The idea that I should run away from the fight, that I should hand over my party to extremists was always anathema to me. I stand proud to be a Labour candidate in a changed Labour Party. We stood, we fought and we have won to turn the Labour Party back to being a party of decency again. I will strike out whenever and wherever antisemitism rears its ugly head in Labour. In beating antisemitism we must all clean our own backyard first and of course there is work still to be done. There always will be in all political parties.
When my first daughter was born, an elderly great aunt delighted in our choice of Rachel as her name. I had unknowingly named my Rachel after her mother, my great-grandmother. It was the first time that I discovered that I might have Jewish ancestry. Rachel Rhoda Smith died years before I was born and I have come to realise that she faced antisemitism from within her own family.
During those difficult Corbyn years, I took some solace in online family research and I learned more about my roots. Rachel Rhoda Smith was the daughter of Aleza Raphael of Whitechapel. Understanding why emergency supplies of chicken soup was lovingly prepared and carried across town when we were sick children fell into place as the family secret revealed itself.
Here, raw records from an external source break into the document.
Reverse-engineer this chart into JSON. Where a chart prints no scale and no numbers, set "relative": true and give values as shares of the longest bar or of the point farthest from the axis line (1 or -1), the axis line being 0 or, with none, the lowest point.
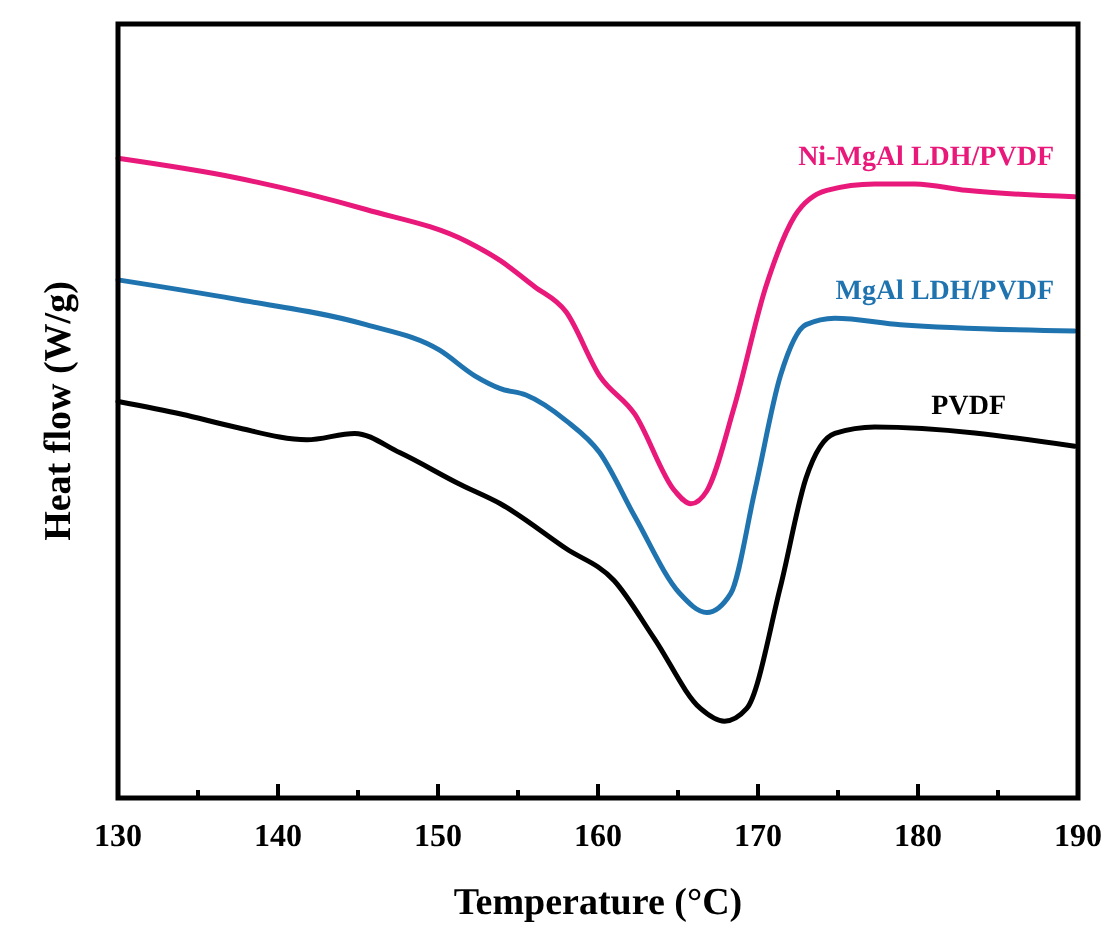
{
  "chart_data": {
    "type": "line",
    "relative": true,
    "xlabel": "Temperature (°C)",
    "ylabel": "Heat flow (W/g)",
    "xlim": [
      130,
      190
    ],
    "xticks": [
      130,
      {
        "value": 135,
        "label": null
      },
      140,
      {
        "value": 145,
        "label": null
      },
      150,
      {
        "value": 155,
        "label": null
      },
      160,
      {
        "value": 165,
        "label": null
      },
      170,
      {
        "value": 175,
        "label": null
      },
      180,
      {
        "value": 185,
        "label": null
      },
      190
    ],
    "tick_labels": "x",
    "grid": false,
    "marker": "none",
    "line_style": "solid",
    "series": [
      {
        "name": "Ni-MgAl LDH/PVDF",
        "color": "#e8197a",
        "x": [
          130,
          137.3,
          145.5,
          151.8,
          153.9,
          156,
          158,
          160.1,
          162.3,
          164.8,
          165.8,
          166.8,
          168.5,
          170.5,
          172.3,
          174.3,
          177.3,
          179.8,
          183,
          189.8
        ],
        "values": [
          1.0,
          0.97,
          0.92,
          0.87,
          0.84,
          0.8,
          0.76,
          0.66,
          0.6,
          0.48,
          0.46,
          0.48,
          0.61,
          0.8,
          0.91,
          0.95,
          0.96,
          0.96,
          0.95,
          0.94
        ]
      },
      {
        "name": "MgAl LDH/PVDF",
        "color": "#1f74b0",
        "x": [
          130,
          137.3,
          145.5,
          150.1,
          152.3,
          153.9,
          155.5,
          158,
          160.1,
          162.3,
          165.1,
          166.8,
          168.3,
          169.8,
          171.4,
          173,
          174.8,
          178.9,
          189.8
        ],
        "values": [
          0.81,
          0.78,
          0.74,
          0.7,
          0.66,
          0.64,
          0.63,
          0.59,
          0.54,
          0.44,
          0.32,
          0.29,
          0.32,
          0.48,
          0.66,
          0.74,
          0.75,
          0.74,
          0.73
        ]
      },
      {
        "name": "PVDF",
        "color": "#000000",
        "x": [
          130,
          134,
          137.3,
          141.8,
          144.8,
          147.6,
          151.4,
          153.9,
          158,
          161,
          163.5,
          166.4,
          167.9,
          169.3,
          171.4,
          173,
          174.8,
          177.3,
          189.8
        ],
        "values": [
          0.62,
          0.6,
          0.58,
          0.56,
          0.57,
          0.54,
          0.49,
          0.46,
          0.39,
          0.34,
          0.25,
          0.14,
          0.12,
          0.14,
          0.33,
          0.5,
          0.57,
          0.58,
          0.55
        ]
      }
    ]
  }
}
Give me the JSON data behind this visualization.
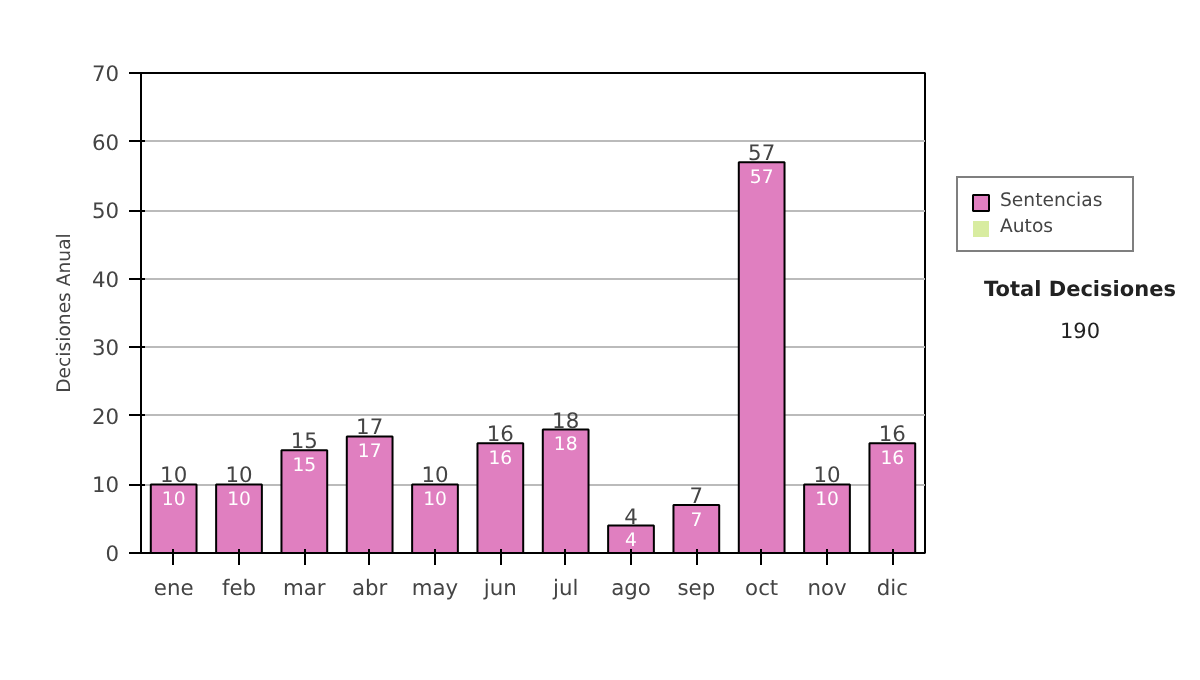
{
  "chart_data": {
    "type": "bar",
    "stacked": true,
    "ylabel": "Decisiones Anual",
    "categories": [
      "ene",
      "feb",
      "mar",
      "abr",
      "may",
      "jun",
      "jul",
      "ago",
      "sep",
      "oct",
      "nov",
      "dic"
    ],
    "series": [
      {
        "name": "Sentencias",
        "color": "#e07fc0",
        "values": [
          10,
          10,
          15,
          17,
          10,
          16,
          18,
          4,
          7,
          57,
          10,
          16
        ],
        "value_labels": [
          "10",
          "10",
          "15",
          "17",
          "10",
          "16",
          "18",
          "4",
          "7",
          "57",
          "10",
          "16"
        ]
      },
      {
        "name": "Autos",
        "color": "#d8eca0",
        "values": [
          0,
          0,
          0,
          0,
          0,
          0,
          0,
          0,
          0,
          0,
          0,
          0
        ]
      }
    ],
    "totals": [
      "10",
      "10",
      "15",
      "17",
      "10",
      "16",
      "18",
      "4",
      "7",
      "57",
      "10",
      "16"
    ],
    "ylim": [
      0,
      70
    ],
    "yticks": [
      0,
      10,
      20,
      30,
      40,
      50,
      60,
      70
    ],
    "grid": "y",
    "legend": "right",
    "annotations": [
      "Total Decisiones",
      "190"
    ]
  }
}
It is only one grandmother, but as we know from history, for some that was sufficient.
There is no way that I could put myself forward as a Labour candidate if I did not see and feel that the Labour Party had cleansed itself of antisemitism. At the next election, at least on this issue of antisemitism, it is politics as usual and I pay a particular tribute to the women inside and outside the Labour Party whose courage and inspiration has made this possible. As a country, we owe them a debt of gratitude and the Labour Party will always be grateful.